Do you like puzzle games? Yes? Then you owe it to yourself to play Portal 2, full stop.
However, if you're like me and you're not really into puzzle games so to speak then, well, you STILL owe it to yourself to play Portal 2. It's not often that it can be said a game has everything, but Valve have created a masterpiece here for puzzle and non-puzzle fans alike. The visuals are top notch, the storyline engaging, the script is well written and at times laugh-out-loud funny and, most importantly, the game play is spot on. This is a puzzle game so you'll need to get your logic hat on, but don't let that put you off if you're not a puzzle gamer. For while the challenges in Portal 2 can be clever, intricate and mind-blowing at times, what the game has nailed 100% is the fact every problem you encounter makes sense and all puzzles are solvable through logic. Sounds silly I know, but if you're a gamer then you'll know those moments in some games where everything you try doesn't work and when you do find out the solution, it seems so implausible that it can frustrate you even more - 'oh, of course, I needed the lightbulb from the lamp-post to give to the random man so he'd give me a dog to chase away the cat who was holding a golden ball of yarn that I need to gift to the other man so he'd give me his step ladder so I can get to the roof of the building where the matchstick is which I need to burn the candle to wake up the dinosaur who's asleep in front of the washing line I need to get to!' Or something. Portal 2 however, as I said, makes sense, mainly because of the physics of the game. Puzzles are believable and as you get used to the portal gun, you'll start to see all sorts of possibilities. Even the later levels, where the puzzles become quite difficult, you'll be happy to keep trying things out as you know the puzzles will be logical and solvable with a bit of forward thinking. As you go on there is a genuine sense of reward when you finally unlock the secret behind one of the puzzles (I don't think I've yelled 'YES!" as much playing a game since my uni days spent playing Pro Evo 4 hours on end).
The storyline continues a while after the end of the original Portal, once again you play as Chell. For those new to Portal, the game generally takes place in 'test chambers' in the Aperture Laboratory. It's presented in the first person, so if you like COD you'll be fine! You get a Portal gun that enables you to create pathways to different areas of a room - this is done by shooting a blue portal and an orange portal onto walls/floors. Think of them as holes, except when you create two holes they join up and become a pathway. A bit like a portal, really. Anyway, as you progress you gain access to other interesting elements that help you go faster, bounce higher, or even place a Portal onto any surface. The interesting thing about portals is just how they can be used to manipulate a room, it's not just a case of getting from point A to point B as hopefully you'll see if you play the game (or you'll know if you've played the 1st game). As you progress through these test chambers, the story unfolds and you then move onto other areas.
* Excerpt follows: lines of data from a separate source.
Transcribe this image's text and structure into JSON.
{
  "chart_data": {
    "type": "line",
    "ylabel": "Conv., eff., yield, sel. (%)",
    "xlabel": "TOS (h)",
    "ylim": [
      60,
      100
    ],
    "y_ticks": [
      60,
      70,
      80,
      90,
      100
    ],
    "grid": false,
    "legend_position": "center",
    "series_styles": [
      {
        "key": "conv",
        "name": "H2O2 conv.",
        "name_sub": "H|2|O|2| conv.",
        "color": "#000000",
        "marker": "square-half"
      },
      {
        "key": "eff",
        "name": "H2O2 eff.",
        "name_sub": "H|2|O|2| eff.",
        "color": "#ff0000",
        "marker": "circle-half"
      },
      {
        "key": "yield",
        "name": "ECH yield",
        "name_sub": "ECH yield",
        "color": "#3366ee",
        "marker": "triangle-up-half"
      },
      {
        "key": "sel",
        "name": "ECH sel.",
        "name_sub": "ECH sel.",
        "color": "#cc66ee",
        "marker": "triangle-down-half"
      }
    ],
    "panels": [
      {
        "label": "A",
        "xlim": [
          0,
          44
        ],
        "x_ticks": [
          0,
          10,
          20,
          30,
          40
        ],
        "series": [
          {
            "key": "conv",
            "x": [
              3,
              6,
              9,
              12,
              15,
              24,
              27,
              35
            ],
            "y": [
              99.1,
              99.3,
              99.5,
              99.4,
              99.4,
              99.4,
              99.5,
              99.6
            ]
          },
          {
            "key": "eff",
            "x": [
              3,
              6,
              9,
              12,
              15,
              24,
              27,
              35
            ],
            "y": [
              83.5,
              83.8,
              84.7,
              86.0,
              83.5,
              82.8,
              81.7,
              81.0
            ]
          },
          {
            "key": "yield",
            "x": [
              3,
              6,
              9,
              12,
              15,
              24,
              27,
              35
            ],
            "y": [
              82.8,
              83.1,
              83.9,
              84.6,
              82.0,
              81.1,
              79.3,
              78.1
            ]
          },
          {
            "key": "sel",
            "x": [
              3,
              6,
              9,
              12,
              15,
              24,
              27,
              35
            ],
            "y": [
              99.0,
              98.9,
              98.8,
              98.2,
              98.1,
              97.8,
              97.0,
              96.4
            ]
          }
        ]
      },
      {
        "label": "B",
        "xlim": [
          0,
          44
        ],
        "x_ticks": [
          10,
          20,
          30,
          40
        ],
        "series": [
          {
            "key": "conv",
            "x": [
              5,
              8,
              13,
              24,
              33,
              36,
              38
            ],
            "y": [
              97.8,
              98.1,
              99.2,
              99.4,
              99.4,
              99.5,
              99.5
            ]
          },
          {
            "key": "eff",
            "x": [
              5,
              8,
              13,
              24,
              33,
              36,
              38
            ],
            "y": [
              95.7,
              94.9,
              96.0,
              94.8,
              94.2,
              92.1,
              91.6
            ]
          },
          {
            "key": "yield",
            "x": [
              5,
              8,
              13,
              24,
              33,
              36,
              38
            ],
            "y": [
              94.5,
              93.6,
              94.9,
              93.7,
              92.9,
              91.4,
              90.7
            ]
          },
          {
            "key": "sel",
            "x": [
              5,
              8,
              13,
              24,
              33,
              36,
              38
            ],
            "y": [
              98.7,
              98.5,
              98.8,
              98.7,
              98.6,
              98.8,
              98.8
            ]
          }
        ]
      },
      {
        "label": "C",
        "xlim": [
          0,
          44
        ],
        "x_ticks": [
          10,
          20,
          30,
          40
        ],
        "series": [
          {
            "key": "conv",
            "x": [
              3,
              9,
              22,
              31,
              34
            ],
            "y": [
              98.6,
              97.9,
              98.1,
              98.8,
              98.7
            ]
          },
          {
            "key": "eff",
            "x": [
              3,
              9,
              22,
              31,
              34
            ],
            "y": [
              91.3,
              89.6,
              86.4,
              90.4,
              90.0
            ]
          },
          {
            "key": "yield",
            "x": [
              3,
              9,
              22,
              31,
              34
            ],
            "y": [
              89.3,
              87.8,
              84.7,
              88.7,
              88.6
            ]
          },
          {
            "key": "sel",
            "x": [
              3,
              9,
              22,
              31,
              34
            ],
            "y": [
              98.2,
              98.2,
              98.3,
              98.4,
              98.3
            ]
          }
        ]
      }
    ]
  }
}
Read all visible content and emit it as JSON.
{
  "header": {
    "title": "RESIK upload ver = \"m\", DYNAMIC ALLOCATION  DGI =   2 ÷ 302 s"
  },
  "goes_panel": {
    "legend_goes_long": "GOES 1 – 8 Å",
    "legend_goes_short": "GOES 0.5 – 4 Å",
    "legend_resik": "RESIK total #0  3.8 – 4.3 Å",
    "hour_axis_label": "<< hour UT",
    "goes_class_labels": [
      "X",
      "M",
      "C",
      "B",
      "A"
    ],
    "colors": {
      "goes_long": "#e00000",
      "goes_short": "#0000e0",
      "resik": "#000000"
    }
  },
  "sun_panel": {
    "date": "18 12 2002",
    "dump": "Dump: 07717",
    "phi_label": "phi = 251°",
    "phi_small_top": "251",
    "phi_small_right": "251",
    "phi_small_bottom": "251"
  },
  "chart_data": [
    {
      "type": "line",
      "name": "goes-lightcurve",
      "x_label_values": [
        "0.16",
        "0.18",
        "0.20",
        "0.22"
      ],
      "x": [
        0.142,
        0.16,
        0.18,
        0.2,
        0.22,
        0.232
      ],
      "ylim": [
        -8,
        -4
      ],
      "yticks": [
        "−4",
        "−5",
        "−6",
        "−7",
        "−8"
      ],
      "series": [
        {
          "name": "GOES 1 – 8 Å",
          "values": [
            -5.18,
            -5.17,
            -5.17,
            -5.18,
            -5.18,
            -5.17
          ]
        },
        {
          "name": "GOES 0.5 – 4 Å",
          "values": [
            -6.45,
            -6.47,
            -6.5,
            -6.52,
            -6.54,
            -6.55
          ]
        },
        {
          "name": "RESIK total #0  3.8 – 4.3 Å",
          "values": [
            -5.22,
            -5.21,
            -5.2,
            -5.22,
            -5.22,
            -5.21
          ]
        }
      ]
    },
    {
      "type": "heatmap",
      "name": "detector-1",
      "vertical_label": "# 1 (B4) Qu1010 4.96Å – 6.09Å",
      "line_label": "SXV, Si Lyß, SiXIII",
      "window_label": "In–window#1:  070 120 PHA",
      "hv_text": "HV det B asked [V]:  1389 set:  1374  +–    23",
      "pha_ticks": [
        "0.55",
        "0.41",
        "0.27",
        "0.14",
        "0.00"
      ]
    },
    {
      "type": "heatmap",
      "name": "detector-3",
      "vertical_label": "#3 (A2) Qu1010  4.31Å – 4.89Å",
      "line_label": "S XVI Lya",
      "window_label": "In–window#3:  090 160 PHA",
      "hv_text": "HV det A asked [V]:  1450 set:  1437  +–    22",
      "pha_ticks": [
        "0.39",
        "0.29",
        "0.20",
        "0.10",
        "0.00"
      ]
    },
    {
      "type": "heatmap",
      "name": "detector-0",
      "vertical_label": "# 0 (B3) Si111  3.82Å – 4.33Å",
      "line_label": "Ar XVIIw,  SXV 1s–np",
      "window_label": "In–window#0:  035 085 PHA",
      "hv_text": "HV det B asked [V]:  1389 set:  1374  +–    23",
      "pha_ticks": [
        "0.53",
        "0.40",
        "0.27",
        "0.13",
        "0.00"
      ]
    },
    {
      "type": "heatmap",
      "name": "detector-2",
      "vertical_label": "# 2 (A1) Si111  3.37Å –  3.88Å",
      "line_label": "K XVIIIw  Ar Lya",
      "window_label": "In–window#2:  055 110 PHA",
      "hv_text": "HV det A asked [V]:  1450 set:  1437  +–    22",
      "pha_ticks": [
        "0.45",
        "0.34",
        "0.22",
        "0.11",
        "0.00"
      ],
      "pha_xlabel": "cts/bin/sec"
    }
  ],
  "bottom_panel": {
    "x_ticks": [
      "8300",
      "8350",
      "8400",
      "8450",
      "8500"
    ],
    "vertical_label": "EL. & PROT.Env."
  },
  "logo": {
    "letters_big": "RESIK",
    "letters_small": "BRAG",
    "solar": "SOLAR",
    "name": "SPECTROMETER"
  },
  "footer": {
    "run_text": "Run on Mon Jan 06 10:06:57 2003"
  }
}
I'll draw a line here though, as you don't want any spoilers now do you?! All I will say is that you start off with a friend called Wheatley (voiced brilliantly by Stephen Merchant) and you may or may not run into a certain foe called GLaDOS...other than that there's not much else to say that won't give out plot details (which is just as interesting as the puzzles!)
As I said at the start of this review, I'm not a puzzle gamer per-say. Portal 2 is so much more than a puzzle game though. It's emotive yet funny, clever yet simple, a puzzler-meets-adventure-meets-FPS game. You'll laugh, you'll have your heart strings tugged, you might get a bit stuck, but mostly you'll do as I did and spend a whole day playing it from start to finish because it's just THAT good. Then, when you've finished, you get the excellent co-op mode (and I do recommend playing single player first) which can be played locally via split screen or, online via PSN or even with someone on PC via the Steam Code included in the PS3 version of the game. I was going to review how well this part worked but at the time of writing PSN has been down for around a week now for reasons I'm sure you're all aware of. Local co op is great though (the puzzles are even more intricate when there's two of you!) and a fine extension to the main game.
It's hard to put into words how much I recommend trying this game. Even if you're apprehensive that it might not be your 'thing', similarly to Heavy Rain, it's the kind of game that may divide opinion but can genuinely be called an experience that I feel all gamers should try. I honestly don't have a negative to point out about this game, if we're being picky there's no advanced maps (like in the original), but that's a tiny criticism! Some have mentioned the longevity (I'd say a solid 8-10 hours for single player) but add in the co op and it's certainly longer. Also, as with the aforementioned Heavy Rain which clocked in around 9 hours, there's a definite case for quality over quantity and for me Portal 2 is as quality a game you will play this console generation (plus if there's a better ending to a game, well...you'll just have to play it and see!)